The Potassium Channel Interacting Protein 3 (DREAM/KChIP3) Heterodimerizes with and Regulates Calmodulin Function

Abstract Downstream regulatory element antagonistic modulator (DREAM/KChIP3), a neuronal EF-hand protein, modulates pain, potassium channel activity, and binds presenilin 1. Using affinity capture of neuronal proteins by immobilized DREAM/KChIP3 in the presence and absence of calcium (Ca2+) followed by mass spectroscopic identification of interacting proteins, we demonstrate that in the presence of Ca2+, DREAM/KChIP3 interacts with the EF-hand protein, calmodulin (CaM). The interaction of DREAM/KChIP3 with CaM does not occur in the absence of Ca2+. In the absence of Ca2+, DREAM/KChIP3 binds the EF-hand protein, calcineurin subunit-B. Ca2+-bound DREAM/KChIP3 binds CaM with a dissociation constant of ∼3 μm as assessed by changes in DREAM/KChIP3 intrinsic protein fluorescence in the presence of CaM. Two-dimensional 1H,15N heteronuclear single quantum coherence spectra reveal changes in chemical shifts and line broadening upon the addition of CaM to 15N DREAM/KChIP3. The amino-terminal portion of DREAM/KChIP3 is required for its binding to CaM because a construct of DREAM/KChIP3 lacking the first 94 amino-terminal residues fails to bind CaM as assessed by fluorescence spectroscopy.
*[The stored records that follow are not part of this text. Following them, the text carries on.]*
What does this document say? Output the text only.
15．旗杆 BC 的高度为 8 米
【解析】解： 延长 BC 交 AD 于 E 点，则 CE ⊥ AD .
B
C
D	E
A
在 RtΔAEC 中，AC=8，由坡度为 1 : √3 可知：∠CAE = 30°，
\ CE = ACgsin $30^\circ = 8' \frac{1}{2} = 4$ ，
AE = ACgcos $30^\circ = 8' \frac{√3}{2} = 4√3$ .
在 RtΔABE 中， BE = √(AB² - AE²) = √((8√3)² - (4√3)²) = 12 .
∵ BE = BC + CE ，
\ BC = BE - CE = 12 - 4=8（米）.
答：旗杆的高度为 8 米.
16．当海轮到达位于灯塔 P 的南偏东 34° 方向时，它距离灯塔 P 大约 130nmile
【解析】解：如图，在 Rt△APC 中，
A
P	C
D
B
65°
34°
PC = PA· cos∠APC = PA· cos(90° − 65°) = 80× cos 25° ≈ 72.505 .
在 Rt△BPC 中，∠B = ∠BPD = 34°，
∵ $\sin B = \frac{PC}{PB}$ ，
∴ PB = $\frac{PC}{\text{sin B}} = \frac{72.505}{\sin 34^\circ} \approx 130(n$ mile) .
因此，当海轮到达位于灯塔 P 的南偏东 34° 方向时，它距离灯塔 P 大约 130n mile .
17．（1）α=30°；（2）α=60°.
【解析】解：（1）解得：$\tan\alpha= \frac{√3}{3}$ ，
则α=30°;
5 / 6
The addition of Ca2+-bound DREAM/KChIP3 increases the activation of calcineurin (CN) by calcium CaM. A DREAM/KChIP3 mutant incapable of binding Ca2+ also stimulates calmodulin-dependent CN activity. The shortened form of DREAM/KChIP3 lacking the NH2-terminal amino acids fails to activate CN in the presence of calcium CaM. Our data demonstrate the interaction of DREAM/KChIP3 with the important EF-hand protein, CaM, and show that the interaction alters CN activity.